The Domino Designer application development software is shifting to the Eclipse client for developing Java applications, as opposed to LotusScript, a scripting language akin to Microsoft's Visual Basic.

This does not mean, however, that scripting is being removed as an option in Domino Designer moving forward, said Jeff Eisen, chief architect for Lotus Notes at IBM Lotus. "Eclipse is the second biggest development environment to the Microsoft Windows environment, but we are not forgetting that our bread-and-butter developers are scripting," he said. "We are going to be making it easier in the Eclipse program for the scripting crowd, but I can't say anymore about that now."

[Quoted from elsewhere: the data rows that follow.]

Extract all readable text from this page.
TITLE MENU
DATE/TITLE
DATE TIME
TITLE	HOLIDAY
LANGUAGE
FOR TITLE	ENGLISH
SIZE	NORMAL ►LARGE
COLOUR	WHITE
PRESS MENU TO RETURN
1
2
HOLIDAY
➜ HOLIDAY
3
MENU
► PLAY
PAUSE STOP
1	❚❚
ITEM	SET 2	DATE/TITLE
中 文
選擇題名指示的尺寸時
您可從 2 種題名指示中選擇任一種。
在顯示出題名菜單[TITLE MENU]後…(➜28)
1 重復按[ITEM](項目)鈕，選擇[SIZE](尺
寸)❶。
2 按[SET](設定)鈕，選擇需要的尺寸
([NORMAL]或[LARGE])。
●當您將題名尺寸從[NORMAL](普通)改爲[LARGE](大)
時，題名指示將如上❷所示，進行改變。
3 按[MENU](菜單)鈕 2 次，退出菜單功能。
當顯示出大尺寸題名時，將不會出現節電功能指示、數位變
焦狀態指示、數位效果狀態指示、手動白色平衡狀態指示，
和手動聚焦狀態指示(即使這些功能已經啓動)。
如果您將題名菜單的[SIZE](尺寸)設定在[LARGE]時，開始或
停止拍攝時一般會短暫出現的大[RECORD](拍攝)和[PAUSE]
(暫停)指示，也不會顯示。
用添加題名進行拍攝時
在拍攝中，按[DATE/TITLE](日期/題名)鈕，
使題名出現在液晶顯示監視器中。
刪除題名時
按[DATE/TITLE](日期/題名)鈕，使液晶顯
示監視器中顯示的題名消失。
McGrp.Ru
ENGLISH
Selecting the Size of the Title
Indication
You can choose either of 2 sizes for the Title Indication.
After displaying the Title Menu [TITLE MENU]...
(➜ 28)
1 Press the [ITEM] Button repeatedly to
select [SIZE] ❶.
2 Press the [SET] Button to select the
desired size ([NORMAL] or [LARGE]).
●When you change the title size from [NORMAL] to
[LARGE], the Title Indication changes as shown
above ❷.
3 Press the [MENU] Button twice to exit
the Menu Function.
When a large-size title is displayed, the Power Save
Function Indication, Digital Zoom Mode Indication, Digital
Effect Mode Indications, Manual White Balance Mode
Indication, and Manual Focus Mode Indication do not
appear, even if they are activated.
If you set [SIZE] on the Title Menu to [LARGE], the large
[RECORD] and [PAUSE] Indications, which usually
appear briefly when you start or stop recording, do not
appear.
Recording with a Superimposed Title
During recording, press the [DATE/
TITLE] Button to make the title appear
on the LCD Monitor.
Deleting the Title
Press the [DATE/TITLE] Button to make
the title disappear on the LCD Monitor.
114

Technology for employee presence awareness and new social software possibilities were two main reasons J.M. Smucker Co., out of Orrville, Ohio, sent one of its developers, Heidi Wessel.

Wessel said the company is working with Lotus Sametime now and plans to introduce IBM's new team sharing and social networking technologies Lotus Quickr and Lotus Connections sometime in 2009.

"IBM's goals are pretty in line with where we want to go as a company," Wessel said. "On a personal note as a developer, I was excited about the direction they are heading with Domino Designer -- it being open source and Java-based."

The ability to now port development work across different product lines, such as Lotus Domino and WebSphere, had Mark Polly, a developer with business consultancy Perficient Inc. in Cleveland, Ohio, itching to get back to the office. "There's now more client-side integration with [WebSphere] Portal…. We're able to reuse things we did in Portal and translate it to Domino, so it works in both places. That's a big improvement," Polly said.

Phillip Saunders, with B/E Aerospace Inc. in Winston-Salem, N.C., was interested in the mashup tool, which, he said, will help employees develop their own composite applications, and possible integration of that tool and resulting applications with Lotus Sametime. And, he said, the new Notes and Domino/SAP integration partnership will play into his company's migration to SAP.